Thursday, March 28, 2019

Mar 28 2019 Psalm 83



They have said, "Come, let us wipe them out from among the nations’



I have never understood the trait of retribution, or at least of thinking that God’s on your side in your retribution. Here’s a classic illustration.



The psalmist is crying out to God, how horrible it is that his enemies are rising against him, plan to take secret counsel against his people. He believes they’re planning to wipe out this man’s people. All of these are perfectly good reasons to cry out to God. I would be too, and I have. Although not for these specific reasons. Dear God, protect me and those I love. God, give me strength and patience to address what’s before me.

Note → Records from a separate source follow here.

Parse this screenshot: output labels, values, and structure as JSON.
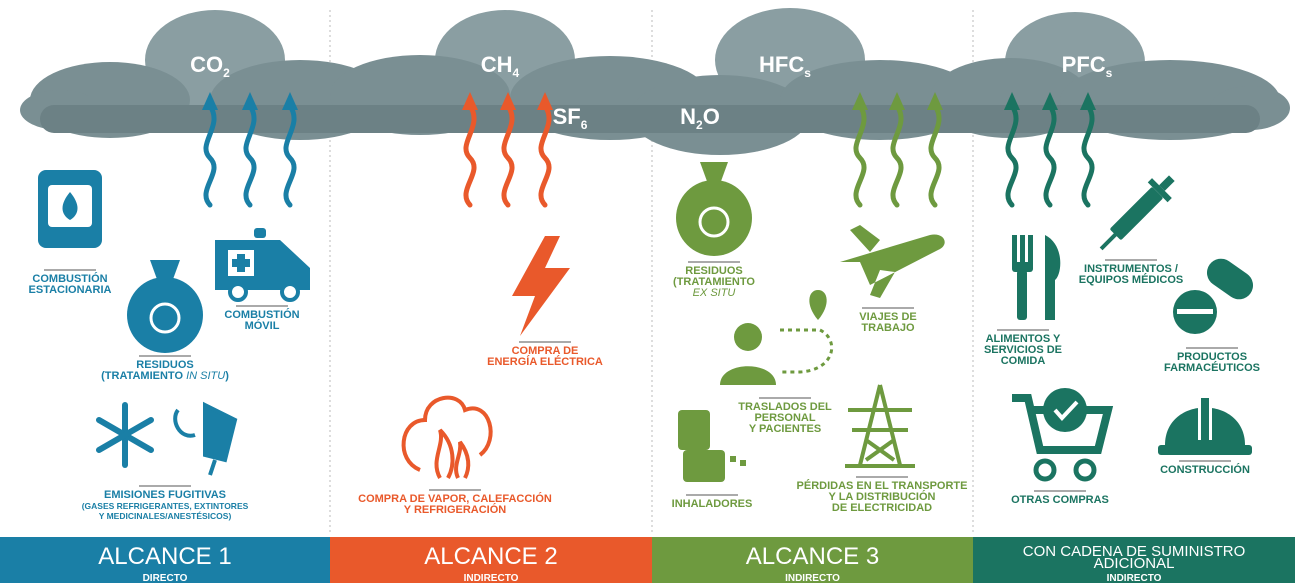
{
  "gases": [
    {
      "base": "CO",
      "sub": "2"
    },
    {
      "base": "CH",
      "sub": "4"
    },
    {
      "base": "SF",
      "sub": "6"
    },
    {
      "base": "HFC",
      "sub": "s"
    },
    {
      "base": "N",
      "sub": "2",
      "post": "O"
    },
    {
      "base": "PFC",
      "sub": "s"
    }
  ],
  "sections": [
    {
      "color": "#1a7fa6",
      "title_lines": [
        "ALCANCE 1"
      ],
      "subtitle": "DIRECTO",
      "items": [
        {
          "lines": [
            "COMBUSTIÓN",
            "ESTACIONARIA"
          ]
        },
        {
          "lines": [
            "RESIDUOS",
            {
              "pre": "(TRATAMIENTO ",
              "em": "IN SITU",
              "post": ")"
            }
          ]
        },
        {
          "lines": [
            "COMBUSTIÓN",
            "MÓVIL"
          ]
        },
        {
          "lines": [
            "EMISIONES FUGITIVAS"
          ],
          "note": [
            "(GASES REFRIGERANTES, EXTINTORES",
            "Y MEDICINALES/ANESTÉSICOS)"
          ]
        }
      ]
    },
    {
      "color": "#e9592b",
      "title_lines": [
        "ALCANCE 2"
      ],
      "subtitle": "INDIRECTO",
      "items": [
        {
          "lines": [
            "COMPRA DE",
            "ENERGÍA ELÉCTRICA"
          ]
        },
        {
          "lines": [
            "COMPRA DE VAPOR, CALEFACCIÓN",
            "Y REFRIGERACIÓN"
          ]
        }
      ]
    },
    {
      "color": "#6e9a3f",
      "title_lines": [
        "ALCANCE 3"
      ],
      "subtitle": "INDIRECTO",
      "items": [
        {
          "lines": [
            "RESIDUOS",
            "(TRATAMIENTO",
            {
              "em": "EX SITU"
            }
          ]
        },
        {
          "lines": [
            "VIAJES DE",
            "TRABAJO"
          ]
        },
        {
          "lines": [
            "TRASLADOS DEL",
            "PERSONAL",
            "Y PACIENTES"
          ]
        },
        {
          "lines": [
            "INHALADORES"
          ]
        },
        {
          "lines": [
            "PÉRDIDAS EN EL TRANSPORTE",
            "Y LA DISTRIBUCIÓN",
            "DE ELECTRICIDAD"
          ]
        }
      ]
    },
    {
      "color": "#1b7461",
      "title_lines": [
        "CON CADENA DE SUMINISTRO",
        "ADICIONAL"
      ],
      "subtitle": "INDIRECTO",
      "items": [
        {
          "lines": [
            "ALIMENTOS Y",
            "SERVICIOS DE",
            "COMIDA"
          ]
        },
        {
          "lines": [
            "INSTRUMENTOS /",
            "EQUIPOS MÉDICOS"
          ]
        },
        {
          "lines": [
            "PRODUCTOS",
            "FARMACÉUTICOS"
          ]
        },
        {
          "lines": [
            "OTRAS COMPRAS"
          ]
        },
        {
          "lines": [
            "CONSTRUCCIÓN"
          ]
        }
      ]
    }
  ]
}
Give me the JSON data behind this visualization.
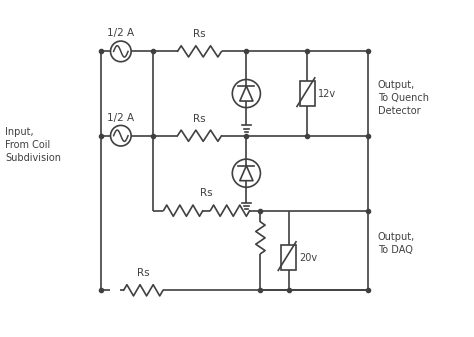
{
  "bg_color": "#ffffff",
  "line_color": "#404040",
  "line_width": 1.2,
  "font_size": 7.5,
  "labels": {
    "half_A_1": "1/2 A",
    "half_A_2": "1/2 A",
    "Rs1": "Rs",
    "Rs2": "Rs",
    "Rs3": "Rs",
    "Rs4": "Rs",
    "12v": "12v",
    "20v": "20v",
    "input_label": "Input,\nFrom Coil\nSubdivision",
    "output1_label": "Output,\nTo Quench\nDetector",
    "output2_label": "Output,\nTo DAQ"
  }
}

But from there, the psalmist takes two steps I don’t understand. First, the psalmist cries out to God that the man’s enemies are actually enemies of God, are have conspired against God. For what? For rising against God’s protected people, and have made alliances against God, by virtue of making alliances against the psalmist’s people. The logic, as I see it, is something like, me and my people are God’s chosen and protected. Anyone against us is against God, clearly.



And since any enemy of mine is an enemy of God’s, God should cut down my enemies, not because they’re enemies of mine, but because by extension, they’re enemies of God’s. So after the anguished  petitions, the psalmist goes on about how God should make their leaders like swirling dust, terrify them with God’s storm, and ultimately be confused and perish.



I believe this is a human reaction, to get even – and even to call in one’s allies to assist. But I don’t believe God is on anyone’s side. And here’s the reason. We’re all human and fallible and subject to human reactions, like retribution. This includes people with whom I agree, with whom I disagree, and those who seem to be the personification of evil. I believe in a God of love to all. If that’s the case, what’s to stop my archenemy from appealing to God for my destruction?  



Wouldn’t it be plausible that those with whom I vehemently disagree are petitioning God to confound and terrify me, because in opposing them, I’m opposing God?  Same goes for people who claim to love and follow God, but I see as evil incarnate.



Through the teachings of Christ, and my sense of God’s radical inclusive Love, I do not believe God has favorites. I don’t believe I’ve got God on my side, more than my enemy. Or maybe more appropriately, God is on my side. And on theirs. God wants us all to succeed.



I’ve heard folks from opposite camps of religious fervor claim that they’re on the side with God. God agrees with their interpretation, and clearly the other side has it wrong, is against God, and therefore God is against them. It’s inherently internally inconsistent, to believe God is an all-loving God, as long as you believe what I believe. Stops being all, doesn’t it?



Today, let me always remember that retribution and anger are normal and predictible emotions held by humans. God has no favorites, and while my enemies can express a desire for retribution or anger, and while they can invoke God’s wrath because God’s on their side, that does not make it so. More importantly, let me remember that when I express retribution, or anger, or think that God’s on my side, that does not make it so.